Les Altenberg donnés juste avant auront globalement convaincu aussi, en tout cas sur le plan orchestral, où Heras-Casado se montre précis et attentif à l'intelligibilité du chant de sa soliste. Christiane Oelze, qui m'avait parue totalement hors de propos dans le Requiem Allemand il y a quelques mois, trouve là un terrain d'expression plus naturel. Alors que sa diction sonnait de manière insupportablement sucrée dans Brahms, j'aurais ici presque envie d'entendre davantage de malhonnêteté, et de perversion, dans Über die Grenzen des All, ou Nichts ist gekommen. Mais au moins la prestation est-elle cohérente dans sa retenue inquiétante, et techniquement inattaquable.
J'éviterai de m'étendre sur la première partie et de disserter sur l'épouvantable pensum de la névrose morbide viennoise présenté dans l'Empereur par Rudolf Buchbinder. Une exécution indécemment cultivée, brendelisme du pauvre, complaisante jusqu'à la nausée (l'adagio !), déroulée sur un piano hurleur, virant à l'obscène (ces aigus qui claquent, claquent...) dans toute la deuxième moitié du premier mouvement. Cet énorme Mozartkugel dégoulinant de praline est savamment caché derrière une espèce de mise en scène de probité et d'intelligence absolument glauque, rappelant ce fait hélas têtu : l'interprétation musicale du grand répertoire germanique en Autriche est morte il y a soixante ans et ne ressuscitera sans doute jamais.
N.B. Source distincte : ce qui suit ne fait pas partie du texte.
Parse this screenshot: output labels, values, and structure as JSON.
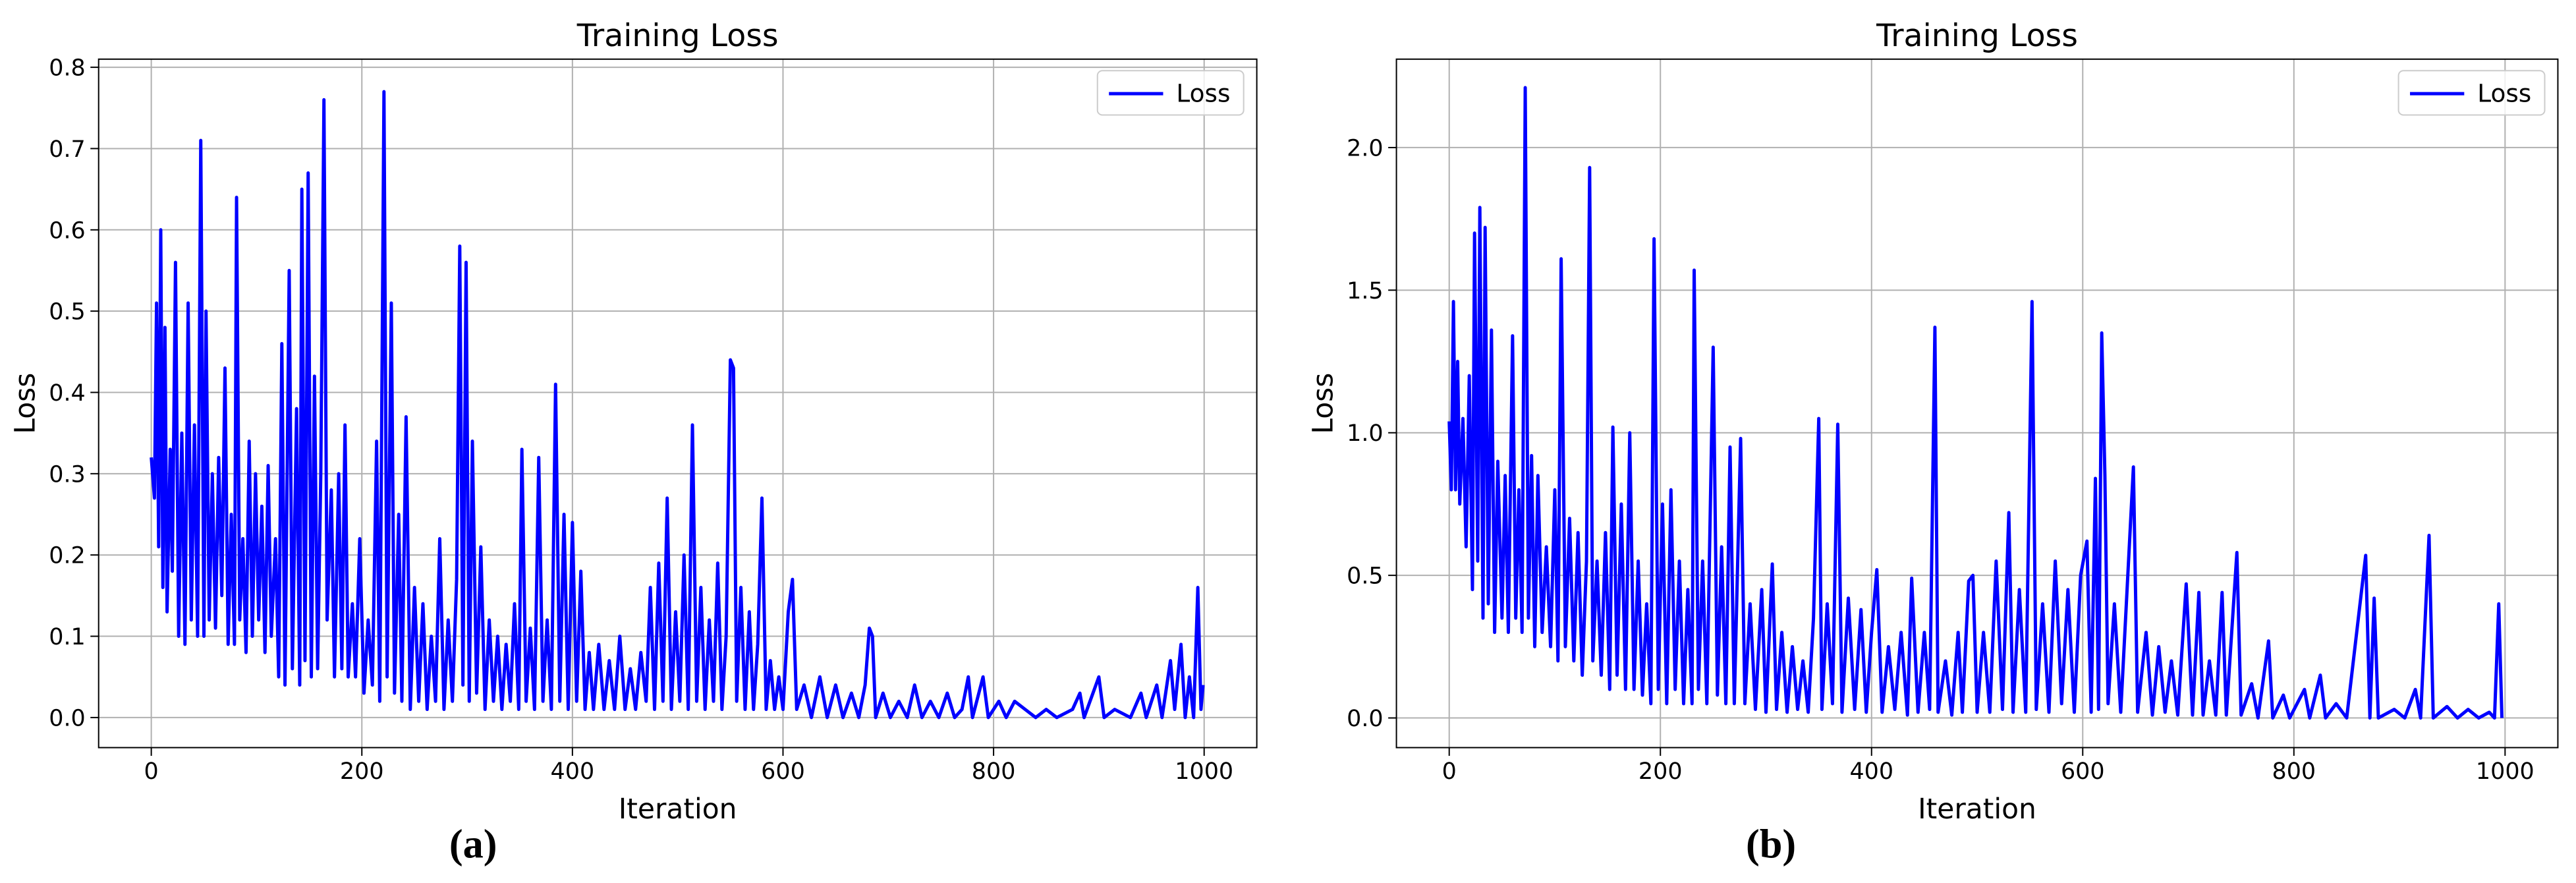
{
  "chart_data": [
    {
      "type": "line",
      "title": "Training Loss",
      "x_label": "Iteration",
      "y_label": "Loss",
      "caption": "(a)",
      "xlim": [
        -50,
        1050
      ],
      "ylim": [
        -0.037,
        0.81
      ],
      "xticks": [
        0,
        200,
        400,
        600,
        800,
        1000
      ],
      "yticks": [
        {
          "value": 0,
          "label": "0.0"
        },
        0.1,
        0.2,
        0.3,
        0.4,
        0.5,
        0.6,
        0.7,
        0.8
      ],
      "grid": true,
      "legend": "upper right",
      "x": [
        0,
        3,
        5,
        7,
        9,
        11,
        13,
        15,
        18,
        20,
        23,
        26,
        29,
        32,
        35,
        38,
        41,
        44,
        47,
        50,
        52,
        55,
        58,
        61,
        64,
        67,
        70,
        73,
        76,
        79,
        81,
        84,
        87,
        90,
        93,
        96,
        99,
        102,
        105,
        108,
        111,
        114,
        118,
        121,
        124,
        127,
        131,
        134,
        138,
        141,
        143,
        146,
        149,
        152,
        155,
        158,
        161,
        164,
        167,
        171,
        174,
        178,
        181,
        184,
        187,
        191,
        194,
        198,
        202,
        206,
        210,
        214,
        217,
        221,
        224,
        228,
        231,
        235,
        238,
        242,
        246,
        250,
        254,
        258,
        262,
        266,
        270,
        274,
        278,
        282,
        286,
        290,
        293,
        296,
        299,
        302,
        305,
        309,
        313,
        317,
        321,
        325,
        329,
        333,
        337,
        341,
        345,
        349,
        352,
        356,
        360,
        364,
        368,
        372,
        376,
        380,
        384,
        388,
        392,
        396,
        400,
        404,
        408,
        412,
        416,
        420,
        425,
        430,
        435,
        440,
        445,
        450,
        455,
        460,
        465,
        470,
        474,
        478,
        482,
        486,
        490,
        494,
        498,
        502,
        506,
        510,
        514,
        518,
        522,
        526,
        530,
        534,
        538,
        542,
        546,
        550,
        553,
        556,
        560,
        564,
        568,
        572,
        576,
        580,
        584,
        588,
        592,
        596,
        600,
        605,
        609,
        613,
        620,
        627,
        635,
        642,
        650,
        657,
        665,
        672,
        678,
        682,
        685,
        688,
        695,
        702,
        710,
        718,
        725,
        732,
        740,
        748,
        756,
        763,
        770,
        776,
        780,
        790,
        795,
        805,
        812,
        820,
        830,
        840,
        850,
        860,
        875,
        882,
        886,
        900,
        905,
        915,
        930,
        940,
        945,
        955,
        960,
        968,
        972,
        978,
        982,
        986,
        990,
        994,
        997,
        999
      ],
      "series": [
        {
          "name": "Loss",
          "color": "#0000ff",
          "values": [
            0.32,
            0.27,
            0.51,
            0.21,
            0.6,
            0.16,
            0.48,
            0.13,
            0.33,
            0.18,
            0.56,
            0.1,
            0.35,
            0.09,
            0.51,
            0.12,
            0.36,
            0.1,
            0.71,
            0.1,
            0.5,
            0.12,
            0.3,
            0.11,
            0.32,
            0.15,
            0.43,
            0.09,
            0.25,
            0.09,
            0.64,
            0.12,
            0.22,
            0.08,
            0.34,
            0.1,
            0.3,
            0.12,
            0.26,
            0.08,
            0.31,
            0.1,
            0.22,
            0.05,
            0.46,
            0.04,
            0.55,
            0.06,
            0.38,
            0.04,
            0.65,
            0.07,
            0.67,
            0.05,
            0.42,
            0.06,
            0.3,
            0.76,
            0.12,
            0.28,
            0.05,
            0.3,
            0.06,
            0.36,
            0.05,
            0.14,
            0.05,
            0.22,
            0.03,
            0.12,
            0.04,
            0.34,
            0.02,
            0.77,
            0.05,
            0.51,
            0.03,
            0.25,
            0.02,
            0.37,
            0.01,
            0.16,
            0.02,
            0.14,
            0.01,
            0.1,
            0.02,
            0.22,
            0.01,
            0.12,
            0.02,
            0.17,
            0.58,
            0.04,
            0.56,
            0.02,
            0.34,
            0.03,
            0.21,
            0.01,
            0.12,
            0.02,
            0.1,
            0.01,
            0.09,
            0.02,
            0.14,
            0.01,
            0.33,
            0.02,
            0.11,
            0.01,
            0.32,
            0.02,
            0.12,
            0.01,
            0.41,
            0.02,
            0.25,
            0.01,
            0.24,
            0.02,
            0.18,
            0.01,
            0.08,
            0.01,
            0.09,
            0.01,
            0.07,
            0.01,
            0.1,
            0.01,
            0.06,
            0.01,
            0.08,
            0.02,
            0.16,
            0.01,
            0.19,
            0.02,
            0.27,
            0.01,
            0.13,
            0.02,
            0.2,
            0.01,
            0.36,
            0.02,
            0.16,
            0.01,
            0.12,
            0.02,
            0.19,
            0.01,
            0.1,
            0.44,
            0.43,
            0.02,
            0.16,
            0.01,
            0.13,
            0.01,
            0.09,
            0.27,
            0.01,
            0.07,
            0.01,
            0.05,
            0.01,
            0.13,
            0.17,
            0.01,
            0.04,
            0,
            0.05,
            0,
            0.04,
            0,
            0.03,
            0,
            0.04,
            0.11,
            0.1,
            0,
            0.03,
            0,
            0.02,
            0,
            0.04,
            0,
            0.02,
            0,
            0.03,
            0,
            0.01,
            0.05,
            0,
            0.05,
            0,
            0.02,
            0,
            0.02,
            0.01,
            0,
            0.01,
            0,
            0.01,
            0.03,
            0,
            0.05,
            0,
            0.01,
            0,
            0.03,
            0,
            0.04,
            0,
            0.07,
            0.01,
            0.09,
            0,
            0.05,
            0,
            0.16,
            0.01,
            0.04
          ]
        }
      ]
    },
    {
      "type": "line",
      "title": "Training Loss",
      "x_label": "Iteration",
      "y_label": "Loss",
      "caption": "(b)",
      "xlim": [
        -50,
        1050
      ],
      "ylim": [
        -0.104,
        2.31
      ],
      "xticks": [
        0,
        200,
        400,
        600,
        800,
        1000
      ],
      "yticks": [
        {
          "value": 0,
          "label": "0.0"
        },
        0.5,
        {
          "value": 1,
          "label": "1.0"
        },
        1.5,
        {
          "value": 2,
          "label": "2.0"
        }
      ],
      "grid": true,
      "legend": "upper right",
      "x": [
        0,
        2,
        4,
        6,
        8,
        10,
        13,
        16,
        19,
        22,
        24,
        27,
        29,
        32,
        34,
        37,
        40,
        43,
        46,
        50,
        53,
        56,
        60,
        63,
        66,
        69,
        72,
        75,
        78,
        81,
        84,
        88,
        92,
        96,
        100,
        103,
        106,
        110,
        114,
        118,
        122,
        126,
        130,
        133,
        136,
        140,
        144,
        148,
        152,
        155,
        159,
        163,
        167,
        171,
        175,
        179,
        183,
        187,
        191,
        194,
        198,
        202,
        206,
        210,
        214,
        218,
        222,
        226,
        230,
        232,
        236,
        240,
        244,
        250,
        254,
        258,
        262,
        266,
        270,
        276,
        280,
        285,
        290,
        296,
        300,
        306,
        310,
        315,
        320,
        325,
        330,
        335,
        340,
        345,
        350,
        353,
        358,
        363,
        368,
        372,
        378,
        384,
        390,
        395,
        400,
        405,
        410,
        416,
        422,
        428,
        434,
        438,
        444,
        450,
        455,
        460,
        463,
        470,
        476,
        482,
        486,
        492,
        496,
        500,
        506,
        512,
        518,
        524,
        530,
        534,
        540,
        546,
        552,
        556,
        562,
        568,
        574,
        580,
        586,
        592,
        598,
        604,
        608,
        612,
        615,
        618,
        621,
        624,
        630,
        636,
        642,
        648,
        652,
        660,
        666,
        672,
        678,
        684,
        690,
        698,
        704,
        710,
        714,
        720,
        726,
        732,
        736,
        746,
        750,
        760,
        766,
        776,
        780,
        790,
        796,
        810,
        815,
        825,
        830,
        840,
        850,
        868,
        872,
        876,
        880,
        895,
        905,
        915,
        920,
        928,
        932,
        945,
        955,
        965,
        975,
        985,
        990,
        994,
        997
      ],
      "series": [
        {
          "name": "Loss",
          "color": "#0000ff",
          "values": [
            1.04,
            0.8,
            1.46,
            0.8,
            1.25,
            0.75,
            1.05,
            0.6,
            1.2,
            0.45,
            1.7,
            0.55,
            1.79,
            0.35,
            1.72,
            0.4,
            1.36,
            0.3,
            0.9,
            0.35,
            0.85,
            0.3,
            1.34,
            0.35,
            0.8,
            0.3,
            2.21,
            0.35,
            0.92,
            0.25,
            0.85,
            0.3,
            0.6,
            0.25,
            0.8,
            0.2,
            1.61,
            0.25,
            0.7,
            0.2,
            0.65,
            0.15,
            0.55,
            1.93,
            0.2,
            0.55,
            0.15,
            0.65,
            0.1,
            1.02,
            0.15,
            0.75,
            0.1,
            1,
            0.1,
            0.55,
            0.08,
            0.4,
            0.05,
            1.68,
            0.1,
            0.75,
            0.05,
            0.8,
            0.1,
            0.55,
            0.05,
            0.45,
            0.05,
            1.57,
            0.1,
            0.55,
            0.05,
            1.3,
            0.08,
            0.6,
            0.05,
            0.95,
            0.05,
            0.98,
            0.05,
            0.4,
            0.03,
            0.45,
            0.02,
            0.54,
            0.03,
            0.3,
            0.02,
            0.25,
            0.03,
            0.2,
            0.02,
            0.35,
            1.05,
            0.03,
            0.4,
            0.05,
            1.03,
            0.02,
            0.42,
            0.03,
            0.38,
            0.02,
            0.3,
            0.52,
            0.02,
            0.25,
            0.03,
            0.3,
            0.01,
            0.49,
            0.02,
            0.3,
            0.03,
            1.37,
            0.02,
            0.2,
            0.01,
            0.3,
            0.02,
            0.48,
            0.5,
            0.02,
            0.3,
            0.02,
            0.55,
            0.03,
            0.72,
            0.02,
            0.45,
            0.02,
            1.46,
            0.03,
            0.4,
            0.02,
            0.55,
            0.05,
            0.45,
            0.02,
            0.5,
            0.62,
            0.02,
            0.84,
            0.03,
            1.35,
            0.85,
            0.05,
            0.4,
            0.02,
            0.45,
            0.88,
            0.02,
            0.3,
            0.01,
            0.25,
            0.02,
            0.2,
            0.01,
            0.47,
            0.01,
            0.44,
            0.01,
            0.2,
            0.01,
            0.44,
            0.01,
            0.58,
            0.01,
            0.12,
            0,
            0.27,
            0,
            0.08,
            0,
            0.1,
            0,
            0.15,
            0,
            0.05,
            0,
            0.57,
            0,
            0.42,
            0,
            0.03,
            0,
            0.1,
            0,
            0.64,
            0,
            0.04,
            0,
            0.03,
            0,
            0.02,
            0,
            0.4,
            0
          ]
        }
      ]
    }
  ]
}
Notez que c'est toujours le même problème : d'après le disque, j'étais plus ou moins persuadé que Buchbinder, ce n'était pas mal du tout...
Dommage, car il semblait - au moins au début car, ce n'est pas une métaphore, je me suis bouché les oreilles une bonne partie du temps ensuite -  que Heras-Casado semblait avoir quelques petites choses à dire dans Beethoven, et que l'orchestre était disposé à le suivre.